“Two dozen unexplained wreaths over the past year?”
When a mysterious undertaker is seen delivering floral funerary wreaths to families of the deceased BEFORE the death occurs, the WISE women spring into action in Ace’s latest cozy mystery. The police won’t touch it with a “bargepole” as the deaths aren’t suspicious. And yet, how can this undertaker know who’s going to die unless he’s been killing them? Meanwhile, using her nursing background, no-nonsense Mavis goes undercover to investigate some Suspicious Sisters, when it’s noted that narcotics belonging to recently deceased patients are disappearing in a certain hospital. A morbid aura shadows the idyllic village of Anwen-by-Wye, in the eighth installment of Ace’s WISE Enquiries series, and the bodies pile up.

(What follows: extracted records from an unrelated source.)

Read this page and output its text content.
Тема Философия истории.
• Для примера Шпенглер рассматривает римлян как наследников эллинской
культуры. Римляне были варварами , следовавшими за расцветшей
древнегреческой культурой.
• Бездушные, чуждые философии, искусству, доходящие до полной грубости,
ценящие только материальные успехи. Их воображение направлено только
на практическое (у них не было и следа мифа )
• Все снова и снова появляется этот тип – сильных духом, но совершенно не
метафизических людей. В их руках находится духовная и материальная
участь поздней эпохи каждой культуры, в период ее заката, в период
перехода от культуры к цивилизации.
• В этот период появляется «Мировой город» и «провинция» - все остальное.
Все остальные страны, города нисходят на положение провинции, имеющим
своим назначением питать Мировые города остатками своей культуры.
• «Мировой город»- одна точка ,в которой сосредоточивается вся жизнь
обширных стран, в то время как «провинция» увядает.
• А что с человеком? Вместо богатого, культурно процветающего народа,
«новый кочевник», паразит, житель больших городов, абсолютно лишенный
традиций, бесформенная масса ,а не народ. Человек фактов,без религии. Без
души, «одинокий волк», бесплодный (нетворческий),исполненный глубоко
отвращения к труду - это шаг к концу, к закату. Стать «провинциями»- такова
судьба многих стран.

By the way, WISE is an acronym for the origins of the four women who’ve teamed up to answer enquiries and solve these bizarre crimes: Carol from Wales, Christine from Ireland, Scottish Mavis, and English Annie. These bizarre crimes can only originate in the unrelenting mind of Cathy Ace. Averaging two books a year, the woman is unstoppable.
The jury’s still out on Ace’s view of the Welsh aristocracy. In this book, more than others, we see the colossal power held by Henry Twyst, the eighth Duke of Chellingworth, and his eccentric dowager mother, Althea. By the end of this book, they own it all, and though we applaud their generosity as patrons, the reader can’t help but notice the power imbalance. “At least we keep the village hall looking tidy. Which pleases both Their Graces,” quips one lowly villager. “Indeed, while “Their Graces” quibble over family issues, they continue to generate a rental income from the villagers and more from tours of Chellingworth Hall. Yet, Ace’s satirizing of the octogenarian dowager’s bizarre wardrobe choices, and her daughter Clementine’s plans to wed “at dawn on the summer solstice at the base of Queen Hatshepsut’s obelisk at the temple of Karnak” in Egypt, give us pause. Do I detect a mutinous murmur beneath a witty veneer?
A master of social satire, Ace presents this wry romp, slathered in details, and peppered with Welsh gems. Some favourites? The chief inspector “knew his onions when it came to his job” and “she’ll have my guts for garters.” Or this cringeworthy favourite: “Sugar was better than bile.” Annie’s “Gordon Bennett!” sent me running to Google. Ace’s dialects sparkle, her sensory descriptions wrap you in the best of the season, and her satirizing will make you smile.
Ace’s strength is in writing what she knows and doing so flawlessly. It’s clear she genuinely loves her characters and her birth country, as her prose oozes with colloquialisms. Ace emigrated from Swansea, Wales to British Columbia at age forty, and often visits home. A longtime fan of Nancy Drew and Agatha Christie, she comes naturally to the cozy murder mystery genre and is a storyteller extraordinaire. Her standalone novel, The Wrong Boy, and her Cait Morgan Mysteries have been optioned for TV by UK producers Free@LastTV. One can only hope, the WISE Enquiries follow in their wake.
Ace has been country-hopping this year, presenting at events like Gŵyl Crime Cymru (Wales’ first international crime literature festival), Calgary’s When Words Collide, and Boucheron (an annual world mystery convention). Catch her where you can and in the meantime, check out her two long-running cozy mystery series: The WISE Enquiries Agency Mysteries and Cait Morgan Mysteries.